If Liberia will remain peaceful and stable, it means that President George Weah needs to prioritize the Land Rights Bill that has already been passed through the Legislature, the Civil Society Oraganizations (CSO) Working Group on Land Rights Reform has said.
On September 4, the House of Representatives concurred with the Senate to pass the 2014 Land Rights Bill. With the decision by both houses, the bill is now expected to be presented to President Weah for approval to finally complete the enactment process.
At a press conference yesterday, September 6, the Civil Society Working Group on Land Rights Reform lauded both Houses for moving forward with “one of the most progressive land rights bills on the African continent.”
Madam Eliza Dahn, chair on the Women Land Rights Taskforce, who read the press statement, said it was time for President Weah to sustain the country’s peace by approving the passed bill.
It can be recalled that disputes over land and natural resources were among the structural causes of Liberia’s prolonged civil war, and advocates had warned that failure to address this issue threatens to undermine the country’s hard-won peace.
“You are endowed with the authority to put the stamp of approval on the historic march to legalize land rights for all Liberians,” Madam Dahn said.
“President Weah, we want to say the gavel is in your hands, and our people’s joy and happiness to land rights ownership, and to improve their livelihood, and the strengthening of our peace also rest in your hands,” Madam Dahn told the President in her the statement.
Admonishing Liberians on the status of the bill, Dahn said they should rally support for the new bill.
She added, “We hope that it remains intact, and that there will be no further changes to it. Whatever issue we may have with the current bill, we proposed it to be handled in later amendments or setting up regulation.”

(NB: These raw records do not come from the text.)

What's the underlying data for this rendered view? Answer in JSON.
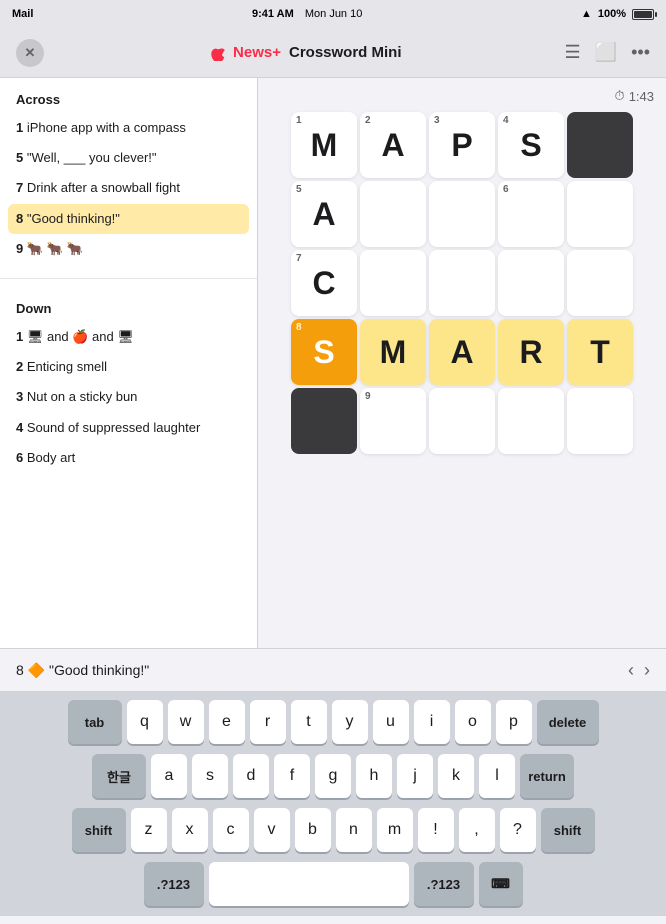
{
  "statusBar": {
    "carrier": "Mail",
    "time": "9:41 AM",
    "date": "Mon Jun 10",
    "wifi": "WiFi",
    "battery": "100%"
  },
  "navBar": {
    "closeLabel": "✕",
    "logoText": "News+",
    "titleText": "Crossword Mini",
    "dotsLabel": "•••"
  },
  "timer": {
    "icon": "⏱",
    "value": "1:43"
  },
  "clues": {
    "acrossHeader": "Across",
    "acrossItems": [
      {
        "num": "1",
        "text": "iPhone app with a compass"
      },
      {
        "num": "5",
        "text": "\"Well, ___ you clever!\""
      },
      {
        "num": "7",
        "text": "Drink after a snowball fight"
      },
      {
        "num": "8",
        "text": "\"Good thinking!\"",
        "active": true
      },
      {
        "num": "9",
        "text": "🐂 🐂 🐂"
      }
    ],
    "downHeader": "Down",
    "downItems": [
      {
        "num": "1",
        "text": "🖥 and 🍎 and 🖥",
        "emoji": true
      },
      {
        "num": "2",
        "text": "Enticing smell"
      },
      {
        "num": "3",
        "text": "Nut on a sticky bun"
      },
      {
        "num": "4",
        "text": "Sound of suppressed laughter"
      },
      {
        "num": "6",
        "text": "Body art"
      }
    ]
  },
  "grid": {
    "cells": [
      {
        "row": 0,
        "col": 0,
        "letter": "M",
        "num": "1",
        "type": "normal"
      },
      {
        "row": 0,
        "col": 1,
        "letter": "A",
        "num": "2",
        "type": "normal"
      },
      {
        "row": 0,
        "col": 2,
        "letter": "P",
        "num": "3",
        "type": "normal"
      },
      {
        "row": 0,
        "col": 3,
        "letter": "S",
        "num": "4",
        "type": "normal"
      },
      {
        "row": 0,
        "col": 4,
        "letter": "",
        "num": "",
        "type": "black"
      },
      {
        "row": 1,
        "col": 0,
        "letter": "A",
        "num": "5",
        "type": "normal"
      },
      {
        "row": 1,
        "col": 1,
        "letter": "",
        "num": "",
        "type": "normal"
      },
      {
        "row": 1,
        "col": 2,
        "letter": "",
        "num": "",
        "type": "normal"
      },
      {
        "row": 1,
        "col": 3,
        "letter": "",
        "num": "6",
        "type": "normal"
      },
      {
        "row": 1,
        "col": 4,
        "letter": "",
        "num": "",
        "type": "normal"
      },
      {
        "row": 2,
        "col": 0,
        "letter": "C",
        "num": "7",
        "type": "normal"
      },
      {
        "row": 2,
        "col": 1,
        "letter": "",
        "num": "",
        "type": "normal"
      },
      {
        "row": 2,
        "col": 2,
        "letter": "",
        "num": "",
        "type": "normal"
      },
      {
        "row": 2,
        "col": 3,
        "letter": "",
        "num": "",
        "type": "normal"
      },
      {
        "row": 2,
        "col": 4,
        "letter": "",
        "num": "",
        "type": "normal"
      },
      {
        "row": 3,
        "col": 0,
        "letter": "S",
        "num": "8",
        "type": "active"
      },
      {
        "row": 3,
        "col": 1,
        "letter": "M",
        "num": "",
        "type": "highlighted"
      },
      {
        "row": 3,
        "col": 2,
        "letter": "A",
        "num": "",
        "type": "highlighted"
      },
      {
        "row": 3,
        "col": 3,
        "letter": "R",
        "num": "",
        "type": "highlighted"
      },
      {
        "row": 3,
        "col": 4,
        "letter": "T",
        "num": "",
        "type": "highlighted"
      },
      {
        "row": 4,
        "col": 0,
        "letter": "",
        "num": "",
        "type": "black"
      },
      {
        "row": 4,
        "col": 1,
        "letter": "",
        "num": "9",
        "type": "normal"
      },
      {
        "row": 4,
        "col": 2,
        "letter": "",
        "num": "",
        "type": "normal"
      },
      {
        "row": 4,
        "col": 3,
        "letter": "",
        "num": "",
        "type": "normal"
      },
      {
        "row": 4,
        "col": 4,
        "letter": "",
        "num": "",
        "type": "normal"
      }
    ]
  },
  "hintBar": {
    "text": "8 🔶 \"Good thinking!\""
  },
  "keyboard": {
    "rows": [
      [
        "tab",
        "q",
        "w",
        "e",
        "r",
        "t",
        "y",
        "u",
        "i",
        "o",
        "p",
        "delete"
      ],
      [
        "한글",
        "a",
        "s",
        "d",
        "f",
        "g",
        "h",
        "j",
        "k",
        "l",
        "return"
      ],
      [
        "shift",
        "z",
        "x",
        "c",
        "v",
        "b",
        "n",
        "m",
        "!",
        ",",
        "?",
        "shift"
      ],
      [
        ".?123",
        "",
        "",
        ".?123",
        "⌨"
      ]
    ]
  }
}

Madam Dahn’s call comes against the backdrop that Liberia was especially vulnerable to conflict over land, and much of the country’s land has already been handed over to companies in the form of concessions, principally for large agricultural plantations, as well as mining and logging operations.
Unfortunately, there has been continued protest by locals against companies on the grounds that they have failed to deliver promised benefits to them, and that affected communities stand to benefit far more from retaining their traditional lands.
Some communities have at times been forced from their lands or faced the destruction of resources they depend on to make way for palm oil plantations, mining and logging concessions.
However, experts on land believe that the passage of the bill clearly gives President Weah a golden opportunity to catalyze respect for the country’s land rights and make Liberia a model of peace, prosperity and development for West Africa and the world.